Unspecified photographs, projectiles and a "fragment from vehicle" were also found in the car, according to the documents, which don't reveal the significance of any of the belongings or shed light on why the woman showed up outside the White House with her 19-month-old daughter in the car last week.

On Thursday, Carey sped onto a driveway leading to the White House, over a set of barricades. When she couldn't get through a second barrier, she spun the car in the opposite direction and then sped down Pennsylvania Avenue. Then the chase began.

Carey was surrounded by police cars, but drove off, careening around a traffic circle and past the north side of the Capitol. Video shot by a TV cameraman showed police pointing firearms at her car before she rammed a Secret Service vehicle and continued driving.

Police fatally shot Carey a block away. The child, who was not injured, was placed in protective custody.

Relatives of Carey, who was raised in the Bedford-Stuyvesant section of Brooklyn, said that she was struggling with post-partum depression and psychosis.

Carey had an encounter with Stamford police in December 2012 that resulted in her being taken for a mental health evaluation, law enforcement sources told CBS News' Bob Orr.

Carey said she believed that President Obama had placed her and her residence under some kind of electronic surveillance, according to sources. She told police she was a prophet and said that Obama would place the entire city of Stamford under a "lockdown," sources told Orr.

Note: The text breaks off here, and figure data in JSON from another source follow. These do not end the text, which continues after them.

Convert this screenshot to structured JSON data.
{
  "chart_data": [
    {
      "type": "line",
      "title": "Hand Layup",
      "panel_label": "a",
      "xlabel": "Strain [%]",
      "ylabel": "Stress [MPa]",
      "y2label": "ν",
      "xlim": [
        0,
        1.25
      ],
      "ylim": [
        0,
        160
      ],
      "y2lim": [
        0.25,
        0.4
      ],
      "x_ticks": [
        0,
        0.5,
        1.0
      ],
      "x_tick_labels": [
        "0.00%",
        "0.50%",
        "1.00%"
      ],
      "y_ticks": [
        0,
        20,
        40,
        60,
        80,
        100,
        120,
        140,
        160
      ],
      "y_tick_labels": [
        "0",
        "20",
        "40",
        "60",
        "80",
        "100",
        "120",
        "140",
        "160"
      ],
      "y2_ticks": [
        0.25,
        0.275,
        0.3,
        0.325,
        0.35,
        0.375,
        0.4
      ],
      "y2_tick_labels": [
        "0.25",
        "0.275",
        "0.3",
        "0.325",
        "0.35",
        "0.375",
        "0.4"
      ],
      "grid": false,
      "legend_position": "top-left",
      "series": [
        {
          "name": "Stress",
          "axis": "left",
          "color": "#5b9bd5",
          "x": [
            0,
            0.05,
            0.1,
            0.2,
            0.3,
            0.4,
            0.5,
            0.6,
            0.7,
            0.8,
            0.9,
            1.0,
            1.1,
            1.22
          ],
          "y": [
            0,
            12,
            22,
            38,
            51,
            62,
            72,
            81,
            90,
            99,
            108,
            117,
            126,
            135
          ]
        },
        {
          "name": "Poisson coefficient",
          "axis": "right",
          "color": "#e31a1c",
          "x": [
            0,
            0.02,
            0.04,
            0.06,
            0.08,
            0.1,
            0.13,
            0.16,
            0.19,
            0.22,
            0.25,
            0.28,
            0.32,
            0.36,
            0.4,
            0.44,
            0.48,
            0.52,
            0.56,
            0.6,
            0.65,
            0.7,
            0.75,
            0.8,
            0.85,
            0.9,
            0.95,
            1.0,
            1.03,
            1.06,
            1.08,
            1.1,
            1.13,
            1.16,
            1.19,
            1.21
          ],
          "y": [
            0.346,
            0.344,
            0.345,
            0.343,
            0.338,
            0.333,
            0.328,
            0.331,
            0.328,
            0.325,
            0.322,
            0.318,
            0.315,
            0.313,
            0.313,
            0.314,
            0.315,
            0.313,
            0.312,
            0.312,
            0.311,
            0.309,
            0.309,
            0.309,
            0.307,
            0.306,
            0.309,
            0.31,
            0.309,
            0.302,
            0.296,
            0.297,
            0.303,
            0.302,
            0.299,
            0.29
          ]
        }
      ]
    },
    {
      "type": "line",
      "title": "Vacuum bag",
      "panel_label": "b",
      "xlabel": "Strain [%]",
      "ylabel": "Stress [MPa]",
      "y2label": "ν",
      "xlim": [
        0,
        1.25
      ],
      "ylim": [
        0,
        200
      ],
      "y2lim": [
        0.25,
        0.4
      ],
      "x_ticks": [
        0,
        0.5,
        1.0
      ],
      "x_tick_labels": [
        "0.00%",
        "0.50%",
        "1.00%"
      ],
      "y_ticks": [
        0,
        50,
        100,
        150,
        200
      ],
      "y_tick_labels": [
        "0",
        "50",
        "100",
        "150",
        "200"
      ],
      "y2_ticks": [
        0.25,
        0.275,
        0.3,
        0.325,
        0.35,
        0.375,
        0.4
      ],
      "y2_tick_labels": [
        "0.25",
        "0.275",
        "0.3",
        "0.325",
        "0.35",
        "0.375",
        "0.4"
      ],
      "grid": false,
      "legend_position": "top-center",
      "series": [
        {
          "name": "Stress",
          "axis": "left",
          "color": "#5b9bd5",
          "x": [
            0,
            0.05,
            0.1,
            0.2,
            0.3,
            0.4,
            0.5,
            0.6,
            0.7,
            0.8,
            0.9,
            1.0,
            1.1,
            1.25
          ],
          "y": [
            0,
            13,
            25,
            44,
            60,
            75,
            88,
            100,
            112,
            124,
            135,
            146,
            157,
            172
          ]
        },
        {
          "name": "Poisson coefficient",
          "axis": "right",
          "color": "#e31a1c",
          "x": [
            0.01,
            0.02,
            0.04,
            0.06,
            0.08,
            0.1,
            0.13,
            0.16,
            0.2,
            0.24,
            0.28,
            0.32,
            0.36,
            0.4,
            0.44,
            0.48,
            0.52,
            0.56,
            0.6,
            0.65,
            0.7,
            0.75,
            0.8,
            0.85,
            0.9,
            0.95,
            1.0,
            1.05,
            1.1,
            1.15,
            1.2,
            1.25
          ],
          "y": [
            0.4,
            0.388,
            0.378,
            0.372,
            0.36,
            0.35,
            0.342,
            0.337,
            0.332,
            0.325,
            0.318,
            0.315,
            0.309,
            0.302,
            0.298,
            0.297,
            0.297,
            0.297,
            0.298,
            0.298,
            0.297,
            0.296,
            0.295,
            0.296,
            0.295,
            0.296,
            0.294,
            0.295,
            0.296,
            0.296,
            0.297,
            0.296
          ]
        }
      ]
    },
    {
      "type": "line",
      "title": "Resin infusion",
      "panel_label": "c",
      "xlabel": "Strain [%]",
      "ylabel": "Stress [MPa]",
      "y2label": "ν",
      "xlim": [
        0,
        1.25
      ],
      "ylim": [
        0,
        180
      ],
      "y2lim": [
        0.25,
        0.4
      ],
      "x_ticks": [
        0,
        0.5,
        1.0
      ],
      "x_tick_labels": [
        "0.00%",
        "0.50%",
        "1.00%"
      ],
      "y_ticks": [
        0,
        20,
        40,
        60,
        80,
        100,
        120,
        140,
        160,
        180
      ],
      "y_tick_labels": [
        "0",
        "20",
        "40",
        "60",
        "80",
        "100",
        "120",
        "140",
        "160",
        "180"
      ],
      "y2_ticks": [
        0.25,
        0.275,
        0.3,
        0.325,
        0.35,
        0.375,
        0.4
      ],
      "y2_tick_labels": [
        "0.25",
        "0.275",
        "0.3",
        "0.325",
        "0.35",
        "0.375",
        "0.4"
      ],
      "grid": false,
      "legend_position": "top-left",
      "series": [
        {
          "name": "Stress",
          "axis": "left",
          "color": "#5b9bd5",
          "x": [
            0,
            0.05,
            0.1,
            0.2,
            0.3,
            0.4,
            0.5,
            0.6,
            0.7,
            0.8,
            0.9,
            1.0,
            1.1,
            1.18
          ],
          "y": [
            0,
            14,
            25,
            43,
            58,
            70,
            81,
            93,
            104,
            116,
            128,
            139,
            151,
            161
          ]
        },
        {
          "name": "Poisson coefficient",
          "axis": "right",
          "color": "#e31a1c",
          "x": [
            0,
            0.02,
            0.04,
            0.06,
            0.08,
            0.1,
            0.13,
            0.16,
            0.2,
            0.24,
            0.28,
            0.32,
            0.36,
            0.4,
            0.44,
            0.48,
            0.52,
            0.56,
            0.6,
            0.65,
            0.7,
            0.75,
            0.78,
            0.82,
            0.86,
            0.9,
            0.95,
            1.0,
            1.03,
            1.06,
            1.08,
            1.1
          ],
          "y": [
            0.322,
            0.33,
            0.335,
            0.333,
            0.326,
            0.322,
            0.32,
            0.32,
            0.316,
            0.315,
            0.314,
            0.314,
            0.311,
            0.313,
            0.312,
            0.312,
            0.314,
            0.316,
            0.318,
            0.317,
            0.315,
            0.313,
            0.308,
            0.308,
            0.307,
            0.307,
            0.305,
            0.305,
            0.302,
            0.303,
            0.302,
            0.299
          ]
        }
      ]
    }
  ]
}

Carey's sisters have said their sister did not deserve to die and have suggested she was afraid and fleeing danger. Her sisters have challenged officials' descriptions of her mental state.

A search warrant application shows police thought the lockbox might hold maps, drugs, documents pertaining to the White House, weapons and ammunition or "fruits of other crimes." But none of that was found inside the box, according to the search warrant results.